In some markets the products are classified in broad excise categories that cover "other tobacco products." But the company is lobbying to place the products on lower tax categories that reflect the company's claim to reduced harm.

Asked about the profitability of the new product, Mr Margolis said it varies by market, but that the company currently does not make a profit on the device itself.

The new products could also allow the company to leverage its technology and reputation to increase its market share. By pushing a reduced-harm narrative, Phillip Morris aims to place itself at an advantage over local competitors, who could take a substantial amount of time to develop credible reduced-harm products.

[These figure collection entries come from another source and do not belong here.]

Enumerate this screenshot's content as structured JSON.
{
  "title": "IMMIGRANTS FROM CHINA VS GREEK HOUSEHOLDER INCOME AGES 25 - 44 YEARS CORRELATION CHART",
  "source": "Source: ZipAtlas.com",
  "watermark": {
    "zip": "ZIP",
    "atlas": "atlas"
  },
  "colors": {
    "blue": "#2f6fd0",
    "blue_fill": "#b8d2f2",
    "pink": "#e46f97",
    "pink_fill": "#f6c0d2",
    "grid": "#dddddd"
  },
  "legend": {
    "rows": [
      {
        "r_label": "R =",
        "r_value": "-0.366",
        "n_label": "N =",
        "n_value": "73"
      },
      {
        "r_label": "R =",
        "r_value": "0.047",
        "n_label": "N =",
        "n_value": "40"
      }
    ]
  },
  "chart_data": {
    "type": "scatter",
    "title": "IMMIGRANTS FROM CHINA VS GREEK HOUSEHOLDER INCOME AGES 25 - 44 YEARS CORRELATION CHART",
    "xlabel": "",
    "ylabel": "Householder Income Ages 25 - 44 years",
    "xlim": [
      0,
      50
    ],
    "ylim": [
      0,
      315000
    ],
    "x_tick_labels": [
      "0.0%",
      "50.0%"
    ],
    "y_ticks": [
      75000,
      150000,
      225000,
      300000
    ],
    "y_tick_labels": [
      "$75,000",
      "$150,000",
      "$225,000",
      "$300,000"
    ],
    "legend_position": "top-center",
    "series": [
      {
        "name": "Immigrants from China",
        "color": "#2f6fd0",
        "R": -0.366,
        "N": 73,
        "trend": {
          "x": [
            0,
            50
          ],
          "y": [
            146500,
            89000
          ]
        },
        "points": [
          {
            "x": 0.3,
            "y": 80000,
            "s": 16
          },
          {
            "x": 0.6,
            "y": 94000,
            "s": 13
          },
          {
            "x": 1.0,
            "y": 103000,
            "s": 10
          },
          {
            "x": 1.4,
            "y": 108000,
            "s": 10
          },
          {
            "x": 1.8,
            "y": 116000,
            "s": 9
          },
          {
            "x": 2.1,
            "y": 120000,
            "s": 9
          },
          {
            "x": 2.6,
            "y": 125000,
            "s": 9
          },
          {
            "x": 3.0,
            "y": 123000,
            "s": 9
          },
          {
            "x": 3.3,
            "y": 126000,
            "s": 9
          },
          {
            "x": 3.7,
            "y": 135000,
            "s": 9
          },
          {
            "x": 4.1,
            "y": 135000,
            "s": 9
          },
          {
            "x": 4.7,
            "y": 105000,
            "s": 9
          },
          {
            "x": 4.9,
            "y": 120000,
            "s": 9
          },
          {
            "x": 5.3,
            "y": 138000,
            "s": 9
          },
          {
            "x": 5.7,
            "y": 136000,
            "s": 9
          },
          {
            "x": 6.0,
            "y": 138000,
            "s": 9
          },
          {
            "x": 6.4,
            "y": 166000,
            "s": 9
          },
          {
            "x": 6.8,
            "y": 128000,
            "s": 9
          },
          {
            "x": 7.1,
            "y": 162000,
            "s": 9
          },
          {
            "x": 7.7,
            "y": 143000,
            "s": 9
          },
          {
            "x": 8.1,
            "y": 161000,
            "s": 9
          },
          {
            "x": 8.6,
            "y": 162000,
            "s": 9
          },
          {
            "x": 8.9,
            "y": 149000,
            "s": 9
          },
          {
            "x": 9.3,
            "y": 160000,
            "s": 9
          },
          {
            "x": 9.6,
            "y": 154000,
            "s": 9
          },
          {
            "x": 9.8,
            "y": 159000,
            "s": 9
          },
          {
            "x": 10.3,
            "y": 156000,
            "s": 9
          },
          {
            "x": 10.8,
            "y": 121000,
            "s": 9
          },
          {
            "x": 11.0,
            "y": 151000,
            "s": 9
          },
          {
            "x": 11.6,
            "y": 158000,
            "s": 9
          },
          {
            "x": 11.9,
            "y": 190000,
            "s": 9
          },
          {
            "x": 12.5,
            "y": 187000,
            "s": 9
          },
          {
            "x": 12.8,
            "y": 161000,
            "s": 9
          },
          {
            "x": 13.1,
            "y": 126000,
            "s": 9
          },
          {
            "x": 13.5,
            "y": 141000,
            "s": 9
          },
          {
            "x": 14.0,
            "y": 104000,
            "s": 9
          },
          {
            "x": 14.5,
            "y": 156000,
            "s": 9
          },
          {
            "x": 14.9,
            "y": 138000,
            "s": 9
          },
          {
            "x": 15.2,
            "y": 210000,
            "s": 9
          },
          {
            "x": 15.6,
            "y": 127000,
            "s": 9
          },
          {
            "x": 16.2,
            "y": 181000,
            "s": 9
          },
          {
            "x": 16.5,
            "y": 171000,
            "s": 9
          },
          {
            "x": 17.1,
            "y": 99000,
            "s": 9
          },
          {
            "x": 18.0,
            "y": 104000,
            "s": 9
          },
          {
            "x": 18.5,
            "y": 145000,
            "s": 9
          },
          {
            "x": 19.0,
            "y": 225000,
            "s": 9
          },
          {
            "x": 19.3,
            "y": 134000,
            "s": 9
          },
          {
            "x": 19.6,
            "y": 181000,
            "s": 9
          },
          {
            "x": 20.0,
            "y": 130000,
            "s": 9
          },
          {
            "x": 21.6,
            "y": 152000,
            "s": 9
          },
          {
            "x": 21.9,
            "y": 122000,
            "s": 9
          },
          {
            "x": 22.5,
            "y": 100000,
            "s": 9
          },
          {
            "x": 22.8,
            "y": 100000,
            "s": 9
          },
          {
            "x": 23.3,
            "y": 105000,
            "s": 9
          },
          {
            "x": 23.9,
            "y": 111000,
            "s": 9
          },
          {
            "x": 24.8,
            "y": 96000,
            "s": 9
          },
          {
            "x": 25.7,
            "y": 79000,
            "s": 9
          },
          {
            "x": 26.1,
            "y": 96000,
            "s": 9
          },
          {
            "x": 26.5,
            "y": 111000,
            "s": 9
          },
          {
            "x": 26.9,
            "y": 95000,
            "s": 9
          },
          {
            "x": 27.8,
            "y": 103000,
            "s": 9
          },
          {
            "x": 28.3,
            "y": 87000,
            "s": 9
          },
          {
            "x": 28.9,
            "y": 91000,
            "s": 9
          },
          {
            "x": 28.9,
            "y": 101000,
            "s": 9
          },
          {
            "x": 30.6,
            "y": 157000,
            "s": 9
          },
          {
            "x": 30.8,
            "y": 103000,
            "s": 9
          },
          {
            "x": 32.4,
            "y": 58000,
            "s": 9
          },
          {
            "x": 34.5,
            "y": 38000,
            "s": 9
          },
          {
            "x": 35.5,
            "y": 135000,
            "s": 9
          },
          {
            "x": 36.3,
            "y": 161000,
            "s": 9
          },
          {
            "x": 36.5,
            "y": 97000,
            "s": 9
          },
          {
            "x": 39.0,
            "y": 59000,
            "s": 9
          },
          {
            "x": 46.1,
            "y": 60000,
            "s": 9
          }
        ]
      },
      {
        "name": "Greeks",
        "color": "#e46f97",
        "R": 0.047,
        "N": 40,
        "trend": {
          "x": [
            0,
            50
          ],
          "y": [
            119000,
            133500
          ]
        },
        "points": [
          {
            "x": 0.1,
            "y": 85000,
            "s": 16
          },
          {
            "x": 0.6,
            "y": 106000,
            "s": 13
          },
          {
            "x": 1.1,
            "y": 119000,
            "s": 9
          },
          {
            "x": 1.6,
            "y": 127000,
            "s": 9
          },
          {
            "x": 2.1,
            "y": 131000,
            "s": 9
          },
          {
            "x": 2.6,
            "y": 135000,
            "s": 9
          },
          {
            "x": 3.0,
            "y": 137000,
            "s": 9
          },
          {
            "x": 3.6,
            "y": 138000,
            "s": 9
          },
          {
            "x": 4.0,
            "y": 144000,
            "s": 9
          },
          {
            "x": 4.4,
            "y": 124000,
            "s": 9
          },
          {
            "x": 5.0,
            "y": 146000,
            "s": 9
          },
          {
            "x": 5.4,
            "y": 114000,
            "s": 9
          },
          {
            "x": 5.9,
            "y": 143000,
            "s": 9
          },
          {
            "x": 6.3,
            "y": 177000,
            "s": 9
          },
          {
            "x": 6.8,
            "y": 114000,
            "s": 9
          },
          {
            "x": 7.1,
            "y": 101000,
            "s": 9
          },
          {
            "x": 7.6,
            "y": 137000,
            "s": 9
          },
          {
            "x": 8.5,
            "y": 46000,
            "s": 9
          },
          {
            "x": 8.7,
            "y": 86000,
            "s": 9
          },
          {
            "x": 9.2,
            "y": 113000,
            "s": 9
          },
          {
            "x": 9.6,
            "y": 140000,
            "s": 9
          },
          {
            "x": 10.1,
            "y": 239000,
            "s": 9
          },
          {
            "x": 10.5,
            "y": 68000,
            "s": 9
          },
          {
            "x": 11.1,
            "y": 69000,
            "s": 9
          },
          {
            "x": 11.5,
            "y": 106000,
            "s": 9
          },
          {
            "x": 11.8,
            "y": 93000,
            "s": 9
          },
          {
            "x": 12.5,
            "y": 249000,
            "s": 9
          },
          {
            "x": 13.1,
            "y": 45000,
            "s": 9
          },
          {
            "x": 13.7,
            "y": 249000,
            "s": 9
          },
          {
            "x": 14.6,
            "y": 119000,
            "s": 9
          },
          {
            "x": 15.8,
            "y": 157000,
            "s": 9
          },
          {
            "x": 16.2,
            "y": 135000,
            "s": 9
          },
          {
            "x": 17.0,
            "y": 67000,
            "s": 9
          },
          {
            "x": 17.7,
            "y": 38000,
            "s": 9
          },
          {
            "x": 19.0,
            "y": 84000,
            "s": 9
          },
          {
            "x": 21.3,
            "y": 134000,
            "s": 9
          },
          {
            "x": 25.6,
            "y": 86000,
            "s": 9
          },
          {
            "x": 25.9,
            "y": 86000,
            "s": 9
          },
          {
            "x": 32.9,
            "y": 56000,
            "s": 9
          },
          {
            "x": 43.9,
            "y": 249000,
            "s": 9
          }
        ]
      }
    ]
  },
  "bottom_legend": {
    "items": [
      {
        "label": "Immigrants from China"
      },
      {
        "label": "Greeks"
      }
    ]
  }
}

"With alternatives to traditional cigarettes we have seen we can grow our market share even if the market reduces," Mr Calantzopoulos said in the Wall Street Journal interview.

Healthier products can also help lower its litigation costs. As of February 2017, Phillip Morris faced 94 pending cases across several jurisdictions, some of which involved claims in the billions of dollars.

The increasing media attention that the products received toward the end of 2017 came soon after a radical change in the Thai excise tax regime.

The new Thai excise tax regime, which calculates taxes based on recommended retail price instead of production cost, has had a mixed impact on foreign cigarette makers. While most of Philip Morris products in Thailand are in the upper tax tier, it is a much more transparent process, said Mr Margolis.

"Prices have risen quite significantly for almost every manufacturer. It's going to be hard for everyone in terms of volume and profitability. Once the tier system goes away in 2019, we will have a more even playing field," he said.

Mr Margolis said it has been hard on everyone adopting to the changes, and it is difficult to say what will happen in the long term.